The Buckeye Institute released a report contending that the practice of requiring defendants to post money in order to secure their release from jail is an “inefficient, expensive, unfair means of protecting communities that has proven no guarantee to stopping repeat offenders.”
The Buckeye Institute, a conservative think tank, has added its name to a growing list of organizations calling for bail reform in Ohio, reports Cleveland.com. The institute released a report Monday that contends the practice of requiring defendants to post money in order to secure their release from jail is an “inefficient, expensive, unfair means of protecting communities that has proven no guarantee to stopping repeat offenders.” The report, “Money Bail”: Making Ohio a More Dangerous Place to Live, is authored is by the institute’s Daniel Dew. Dew cited media articles about bail-related issues including several from cleveland.com and The Plain Dealer. Cleveland.com’s ongoing Justice for All series is examining inequities in the judicial system, including the use of bail.

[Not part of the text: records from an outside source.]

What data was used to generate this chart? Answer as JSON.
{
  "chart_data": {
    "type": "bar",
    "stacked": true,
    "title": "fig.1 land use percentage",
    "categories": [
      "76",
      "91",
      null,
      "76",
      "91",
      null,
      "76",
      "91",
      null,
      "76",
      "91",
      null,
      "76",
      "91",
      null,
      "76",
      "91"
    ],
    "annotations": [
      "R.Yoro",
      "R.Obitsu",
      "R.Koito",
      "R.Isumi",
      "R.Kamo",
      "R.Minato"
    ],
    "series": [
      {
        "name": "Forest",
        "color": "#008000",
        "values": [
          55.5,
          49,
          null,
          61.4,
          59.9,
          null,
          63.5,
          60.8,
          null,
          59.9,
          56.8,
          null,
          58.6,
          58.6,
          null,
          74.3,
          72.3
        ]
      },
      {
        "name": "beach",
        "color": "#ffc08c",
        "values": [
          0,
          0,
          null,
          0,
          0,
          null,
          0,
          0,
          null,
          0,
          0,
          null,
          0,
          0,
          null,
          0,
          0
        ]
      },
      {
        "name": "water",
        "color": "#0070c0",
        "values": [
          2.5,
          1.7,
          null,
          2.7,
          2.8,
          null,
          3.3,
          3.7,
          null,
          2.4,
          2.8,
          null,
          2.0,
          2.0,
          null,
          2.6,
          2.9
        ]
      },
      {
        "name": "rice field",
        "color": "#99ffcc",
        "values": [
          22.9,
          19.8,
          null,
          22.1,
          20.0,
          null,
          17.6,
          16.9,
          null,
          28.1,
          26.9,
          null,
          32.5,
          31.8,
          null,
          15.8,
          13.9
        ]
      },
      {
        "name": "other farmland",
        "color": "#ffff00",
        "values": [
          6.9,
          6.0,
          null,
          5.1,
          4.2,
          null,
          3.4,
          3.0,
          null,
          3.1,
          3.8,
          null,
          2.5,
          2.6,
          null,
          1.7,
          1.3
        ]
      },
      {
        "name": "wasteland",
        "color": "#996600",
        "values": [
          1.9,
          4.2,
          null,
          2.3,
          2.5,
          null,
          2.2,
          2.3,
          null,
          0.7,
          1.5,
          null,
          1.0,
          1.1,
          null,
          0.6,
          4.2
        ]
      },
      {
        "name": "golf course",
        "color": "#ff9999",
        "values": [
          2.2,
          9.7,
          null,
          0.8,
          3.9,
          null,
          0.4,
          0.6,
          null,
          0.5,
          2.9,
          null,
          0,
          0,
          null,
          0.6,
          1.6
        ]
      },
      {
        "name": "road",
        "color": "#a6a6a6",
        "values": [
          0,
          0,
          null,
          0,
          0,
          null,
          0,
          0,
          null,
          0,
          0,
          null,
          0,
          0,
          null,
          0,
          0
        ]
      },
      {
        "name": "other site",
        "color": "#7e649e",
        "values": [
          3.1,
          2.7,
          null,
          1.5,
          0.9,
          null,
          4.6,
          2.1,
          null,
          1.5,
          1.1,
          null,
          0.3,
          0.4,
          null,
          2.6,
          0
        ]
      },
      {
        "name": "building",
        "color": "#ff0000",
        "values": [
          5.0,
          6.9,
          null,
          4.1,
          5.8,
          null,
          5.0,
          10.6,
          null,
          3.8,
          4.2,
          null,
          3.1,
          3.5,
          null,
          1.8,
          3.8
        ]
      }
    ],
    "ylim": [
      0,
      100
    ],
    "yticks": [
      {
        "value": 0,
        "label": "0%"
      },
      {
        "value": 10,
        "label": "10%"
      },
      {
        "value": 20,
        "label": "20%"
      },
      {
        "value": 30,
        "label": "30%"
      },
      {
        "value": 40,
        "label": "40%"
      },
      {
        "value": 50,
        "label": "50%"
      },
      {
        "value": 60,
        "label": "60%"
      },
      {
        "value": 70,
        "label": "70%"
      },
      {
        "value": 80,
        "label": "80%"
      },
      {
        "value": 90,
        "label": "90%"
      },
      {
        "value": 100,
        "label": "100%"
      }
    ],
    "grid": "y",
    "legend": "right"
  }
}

Cleveland.com write about a man who spent four days in jail after being arrested for drunken jaywalking. Another was about a traffic offender who spent a week in jail after he failed to pay a traffic ticket for driving on a suspended license. Both cases were cited by the Buckeye Institute report. “Many criminal justice systems throughout the country . . . foster an outmoded practice of pretrial release that allows accused murderers, child rapists, armed robbers, and dangerous gang members to be arrested and released into our communities to await trial,” the report states. “Meanwhile, many jurisdictions allow otherwise law-abiding, harmless citizens to sit in jail for days, weeks, or even months before trial for jaywalking, violating dress-codes, or failing to pay traffic tickets.” The report cites Lucas County, Oh., for using evidence-based risk-assessment tools that it says have resulted in less crime by those released from jail and awaiting trial and a higher rate of defendants making their scheduled court appearances.